6. Also, check to see if these few lines exists in the same file.

<FilesMatch ".+\.phps$">
    SetHandler application/x-httpd-php-source
    # Deny access to raw php sources by default
    # To re-enable it's recommended to enable access to the files
    # only in specific virtual host or directory
    Require all denied
</FilesMatch>

7. If they don’t. Add them in after the first </FilesMatch>.
8. Save your work.
9. Restart Apache.
10. Close your current windows/ tabs.
11. Re-open the path location.
12. Try it.

If this still doesn’t work.

13. Clear browser caches. Then close the browser. And restart it again.

Let us know what happens after that.

Why don’t you just use vagrant or more precisely puphpet.com. That is what I use for my local set-up. If your site runs on 5.3 it will probably run fine on 5.4. I’m working on a project right now that runs on production server with 5.3 but locally I’m running a 5.4 vm just fine.

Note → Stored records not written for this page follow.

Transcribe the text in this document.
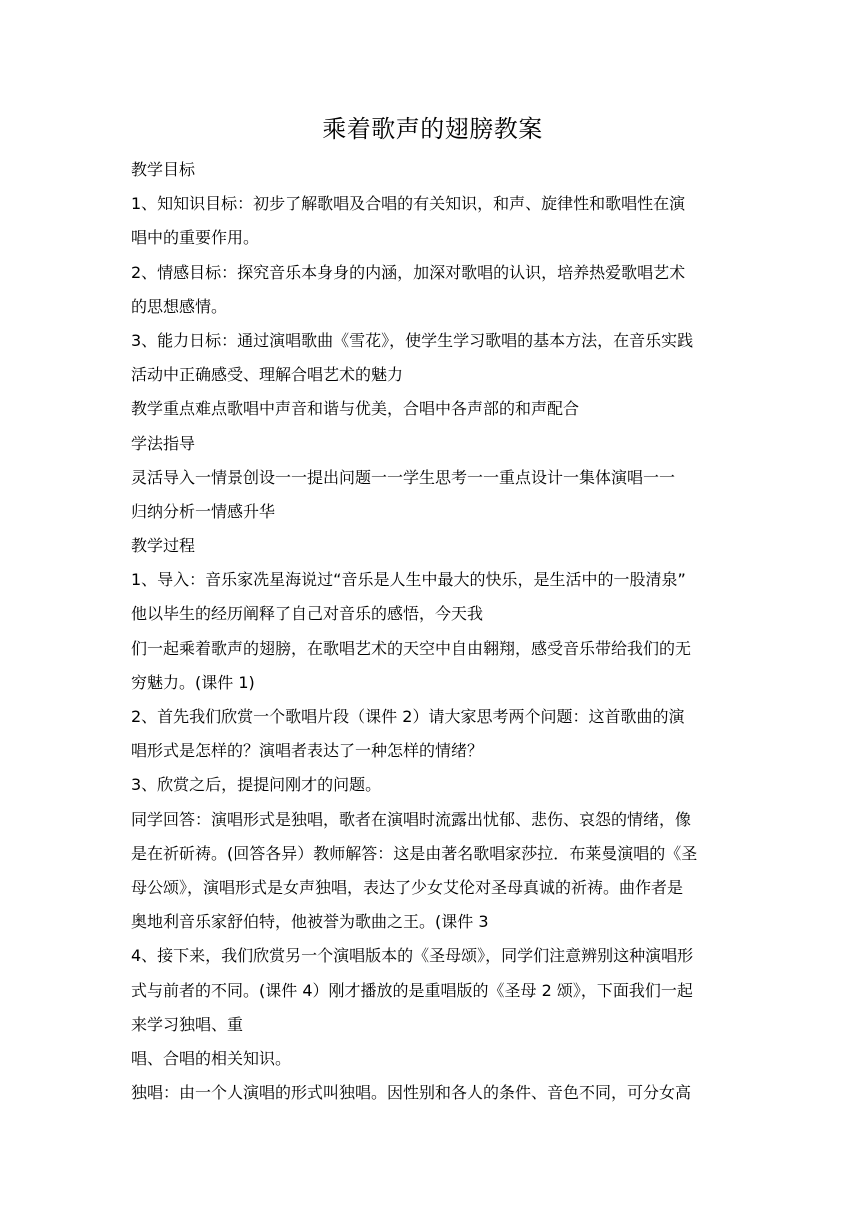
乘着歌声的翅膀教案
教学目标
1、知知识目标：初步了解歌唱及合唱的有关知识，和声、旋律性和歌唱性在演
唱中的重要作用。
2、情感目标：探究音乐本身身的内涵，加深对歌唱的认识，培养热爱歌唱艺术
的思想感情。
3、能力日标：通过演唱歌曲《雪花》，使学生学习歌唱的基本方法，在音乐实践
活动中正确感受、理解合唱艺术的魅力
教学重点难点歌唱中声音和谐与优美，合唱中各声部的和声配合
学法指导
灵活导入一情景创设一一提出问题一一学生思考一一重点设计一集体演唱一一
归纳分析一情感升华
教学过程
1、导入：音乐家冼星海说过“音乐是人生中最大的快乐，是生活中的一股清泉”
他以毕生的经历阐释了自己对音乐的感悟，今天我
们一起乘着歌声的翅膀，在歌唱艺术的天空中自由翱翔，感受音乐带给我们的无
穷魅力。(课件 1)
2、首先我们欣赏一个歌唱片段（课件 2）请大家思考两个问题：这首歌曲的演
唱形式是怎样的？演唱者表达了一种怎样的情绪？
3、欣赏之后，提提问刚才的问题。
同学回答：演唱形式是独唱，歌者在演唱时流露出忧郁、悲伤、哀怨的情绪，像
是在祈斫祷。(回答各异）教师解答：这是由著名歌唱家莎拉．布莱曼演唱的《圣
母公颂》，演唱形式是女声独唱，表达了少女艾伦对圣母真诚的祈祷。曲作者是
奥地利音乐家舒伯特，他被誉为歌曲之王。(课件 3
4、接下来，我们欣赏另一个演唱版本的《圣母颂》，同学们注意辨别这种演唱形
式与前者的不同。(课件 4）刚才播放的是重唱版的《圣母 2 颂》，下面我们一起
来学习独唱、重
唱、合唱的相关知识。
独唱：由一个人演唱的形式叫独唱。因性别和各人的条件、音色不同，可分女高
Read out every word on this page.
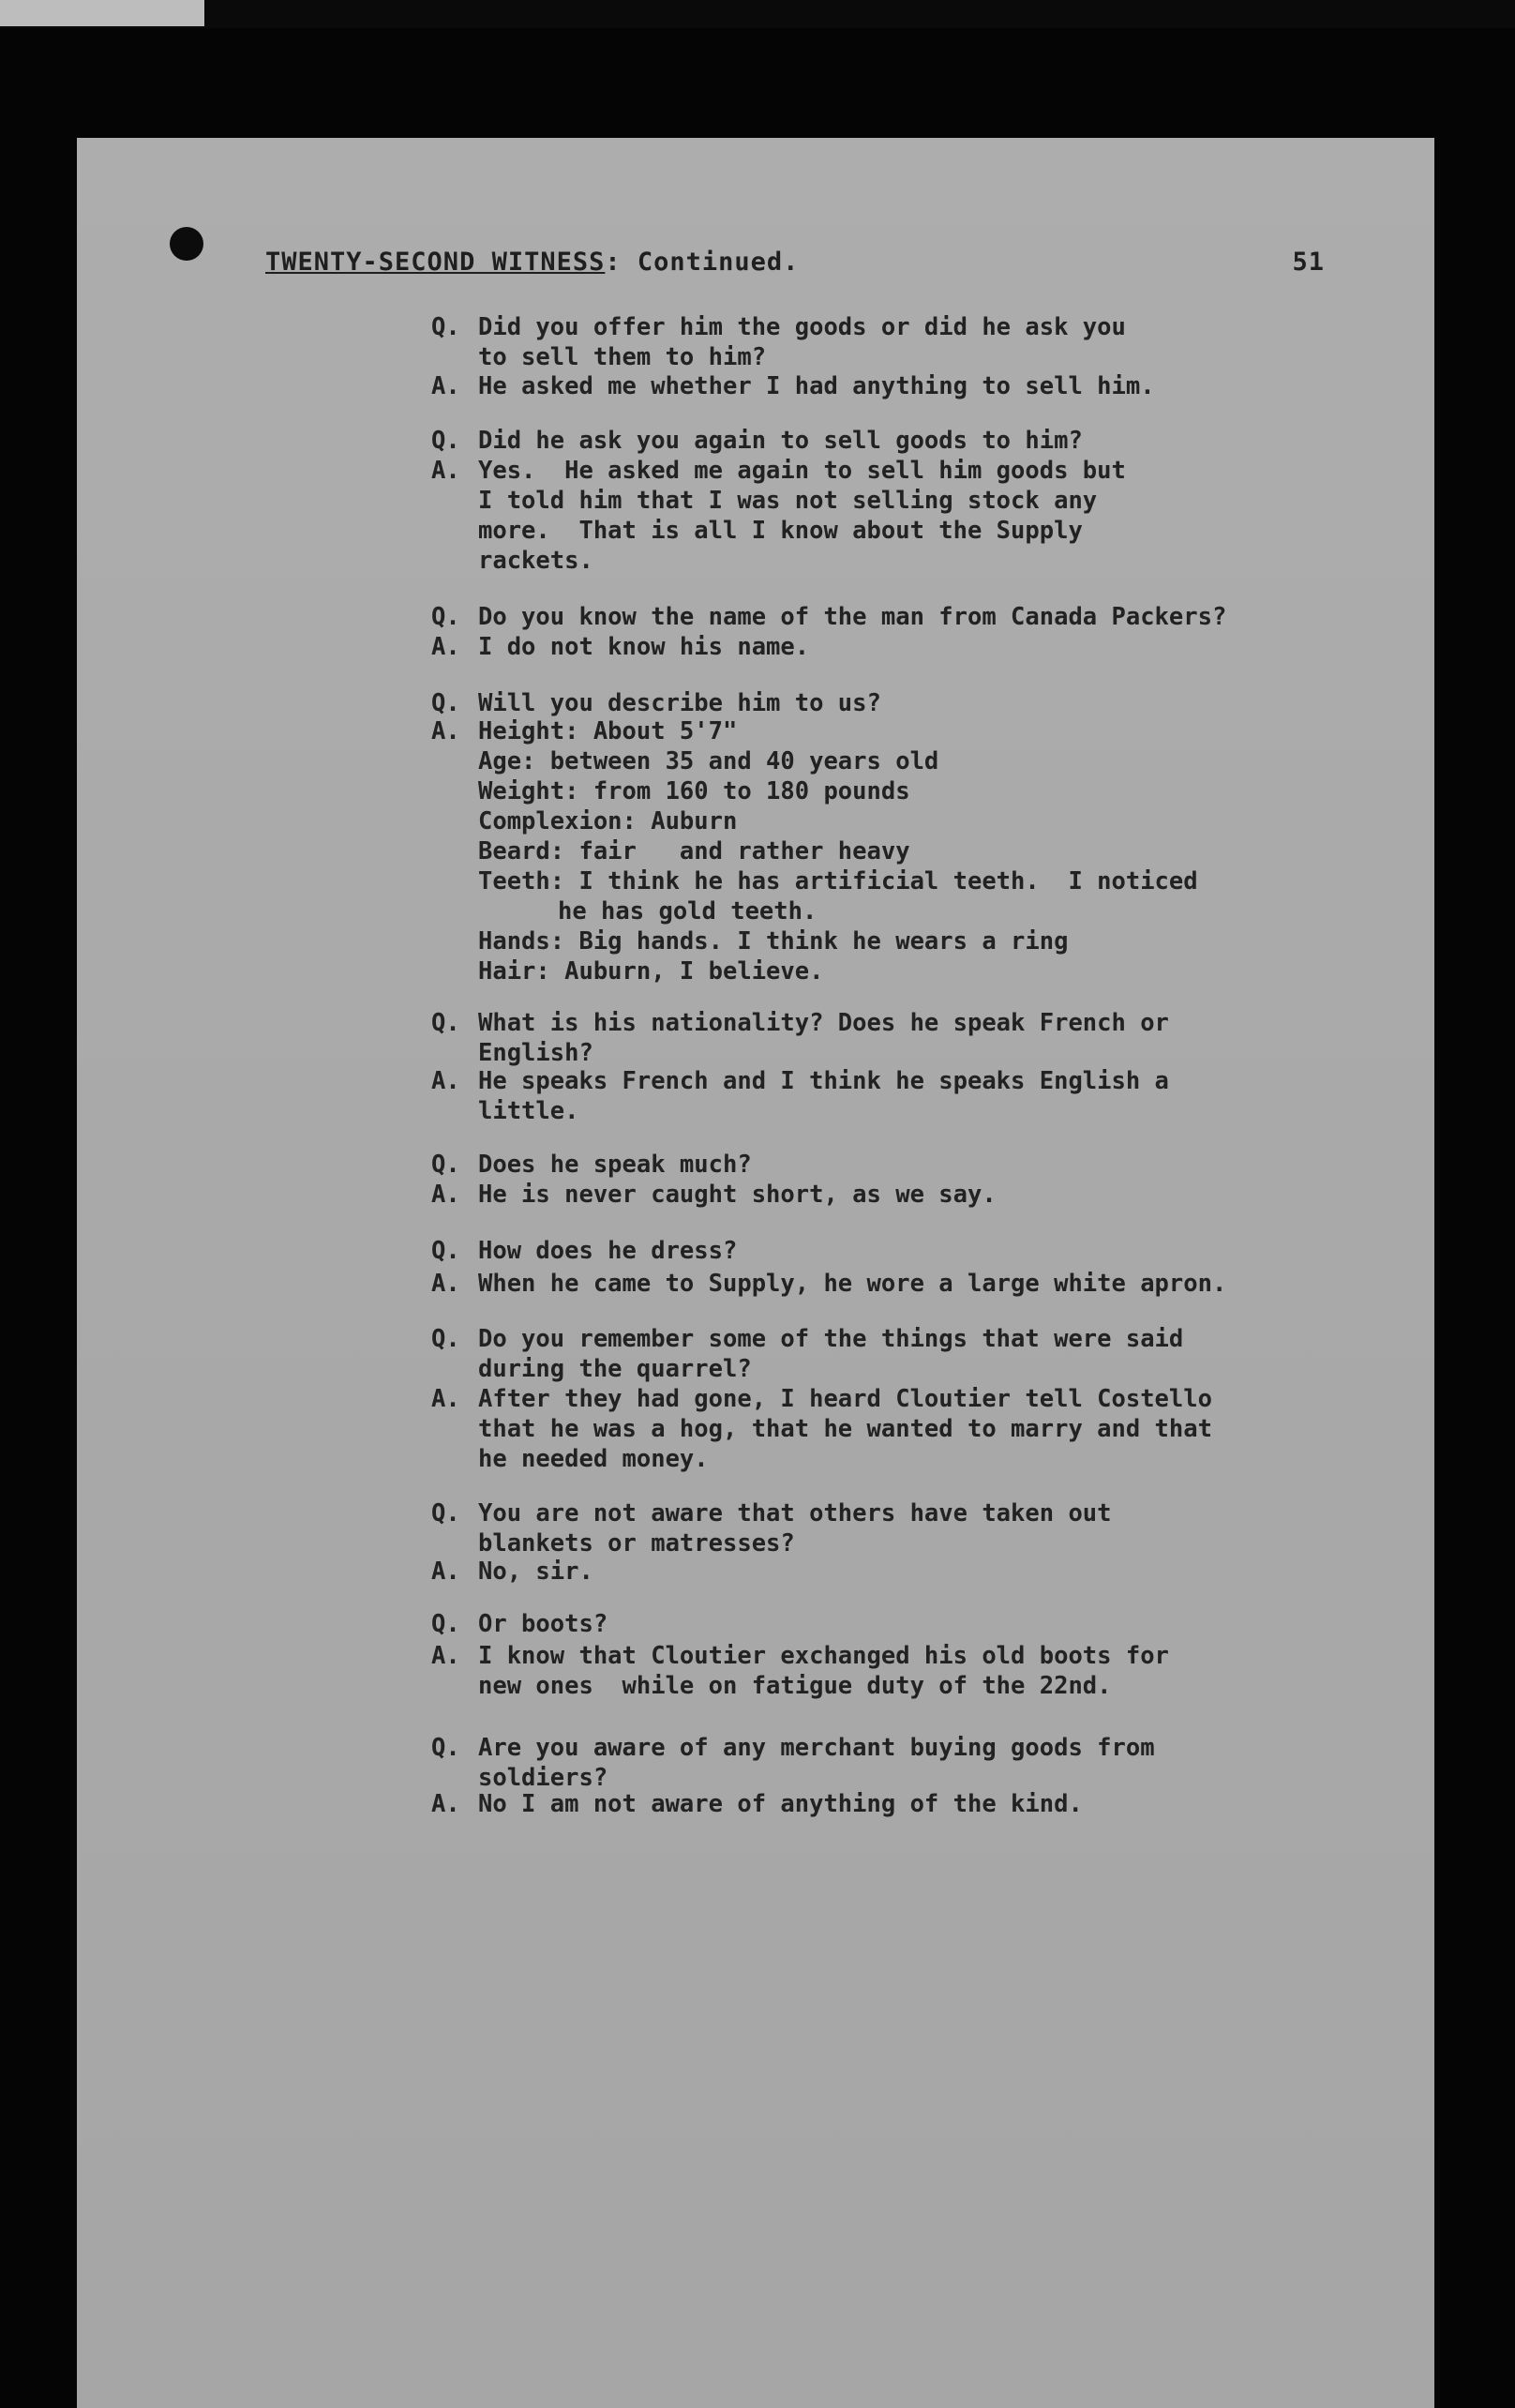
TWENTY-SECOND WITNESS: Continued.	51
Q. Did you offer him the goods or did he ask you
to sell them to him?
A. He asked me whether I had anything to sell him.
Q. Did he ask you again to sell goods to him?
A. Yes.  He asked me again to sell him goods but
I told him that I was not selling stock any
more.  That is all I know about the Supply
rackets.
Q. Do you know the name of the man from Canada Packers?
A. I do not know his name.
Q. Will you describe him to us?
A. Height: About 5'7"
Age: between 35 and 40 years old
Weight: from 160 to 180 pounds
Complexion: Auburn
Beard: fair   and rather heavy
Teeth: I think he has artificial teeth.  I noticed
he has gold teeth.
Hands: Big hands. I think he wears a ring
Hair: Auburn, I believe.
Q. What is his nationality? Does he speak French or
English?
A. He speaks French and I think he speaks English a
little.
Q. Does he speak much?
A. He is never caught short, as we say.
Q. How does he dress?
A. When he came to Supply, he wore a large white apron.
Q. Do you remember some of the things that were said
during the quarrel?
A. After they had gone, I heard Cloutier tell Costello
that he was a hog, that he wanted to marry and that
he needed money.
Q. You are not aware that others have taken out
blankets or matresses?
A. No, sir.
Q. Or boots?
A. I know that Cloutier exchanged his old boots for
new ones  while on fatigue duty of the 22nd.
Q. Are you aware of any merchant buying goods from
soldiers?
A. No I am not aware of anything of the kind.
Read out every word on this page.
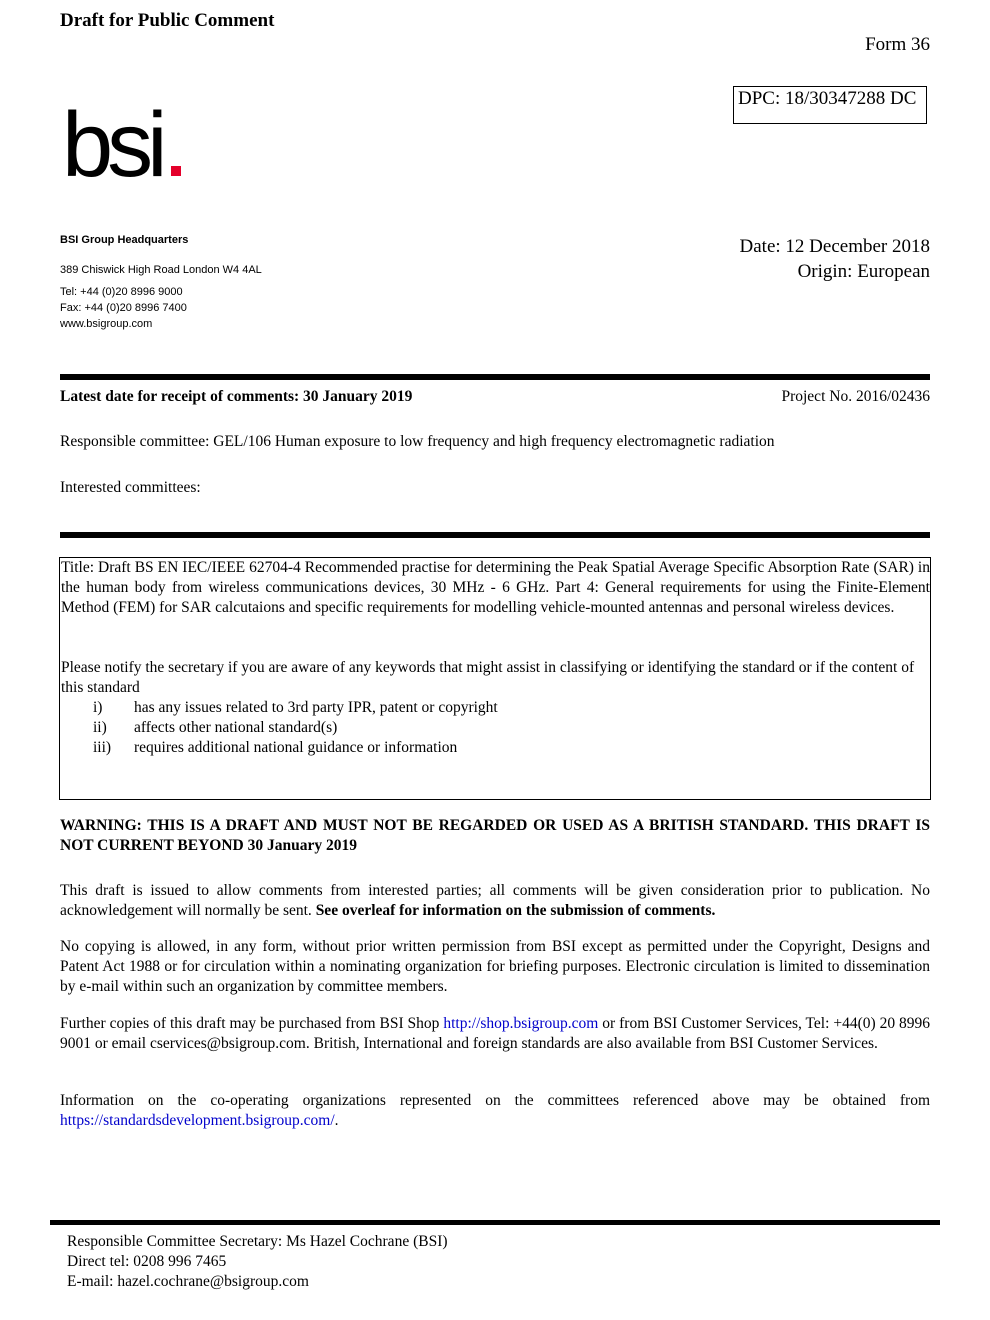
Draft for Public Comment
Form 36
DPC: 18/30347288 DC
bsi
BSI Group Headquarters
389 Chiswick High Road London W4 4AL
Tel: +44 (0)20 8996 9000
Fax: +44 (0)20 8996 7400
www.bsigroup.com
Date: 12 December 2018
Origin: European
Latest date for receipt of comments: 30 January 2019	Project No. 2016/02436
Responsible committee: GEL/106 Human exposure to low frequency and high frequency electromagnetic radiation
Interested committees:
Title: Draft BS EN IEC/IEEE 62704-4 Recommended practise for determining the Peak Spatial Average Specific Absorption Rate (SAR) in the human body from wireless communications devices, 30 MHz - 6 GHz. Part 4: General requirements for using the Finite-Element Method (FEM) for SAR calcutaions and specific requirements for modelling vehicle-mounted antennas and personal wireless devices.
Please notify the secretary if you are aware of any keywords that might assist in classifying or identifying the standard or if the content of this standard
i) has any issues related to 3rd party IPR, patent or copyright
ii) affects other national standard(s)
iii) requires additional national guidance or information
WARNING: THIS IS A DRAFT AND MUST NOT BE REGARDED OR USED AS A BRITISH STANDARD. THIS DRAFT IS NOT CURRENT BEYOND 30 January 2019
This draft is issued to allow comments from interested parties; all comments will be given consideration prior to publication. No acknowledgement will normally be sent. See overleaf for information on the submission of comments.
No copying is allowed, in any form, without prior written permission from BSI except as permitted under the Copyright, Designs and Patent Act 1988 or for circulation within a nominating organization for briefing purposes. Electronic circulation is limited to dissemination by e-mail within such an organization by committee members.
Further copies of this draft may be purchased from BSI Shop http://shop.bsigroup.com or from BSI Customer Services, Tel: +44(0) 20 8996 9001 or email cservices@bsigroup.com. British, International and foreign standards are also available from BSI Customer Services.
Information on the co-operating organizations represented on the committees referenced above may be obtained from https://standardsdevelopment.bsigroup.com/.
Responsible Committee Secretary: Ms Hazel Cochrane (BSI)
Direct tel: 0208 996 7465
E-mail: hazel.cochrane@bsigroup.com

I already had triple booting configured long before (precisely 1 year) we talked about VM in that one topic. I also had Ubuntu 14.04 installed on a partition and I had upgraded to 15.10 when it was released. I couldn’t just turn back and erase my whole hard-drive as there are millions of files on all 3 partitions.

I wasn’t talking about you. I was addressing the thread owner.

1 Like

Carry on then.

Thanks for the suggestions sstrooper. The lines are in the file and not commented out, though they don’t exactly match. Actually, here’s the file:

<IfModule mod_php5.c>
    <FilesMatch "\.ph(p3?|tml)$">
	SetHandler application/x-httpd-php
    </FilesMatch>
    <FilesMatch "\.phps$">
	SetHandler application/x-httpd-php-source
    </FilesMatch>
    # To re-enable php in user directories comment the following lines
    # (from <IfModule ...> to </IfModule>.) Do NOT set it to On as it
    # prevents .htaccess files from disabling it.
    <IfModule mod_userdir.c>
        <Directory /home/*/public_html>
            php_admin_value engine Off
        </Directory>
    </IfModule>
</IfModule>

Notice that the lines you mention are present and not commented out, though they don’t match yours precisely. Also notice the comments around the middle. I’ve tried commenting out the five lines mentioned, but the only effect that has is that now the browser wants to save or open the file rather than download it.

In the meantime I’ve tried to uninstall everything and reinstalling, but nothing has changed. The truth is, I even doubt that I’ve successfully uninstalled and I’ve tried more than one method. Ubuntu can be trying.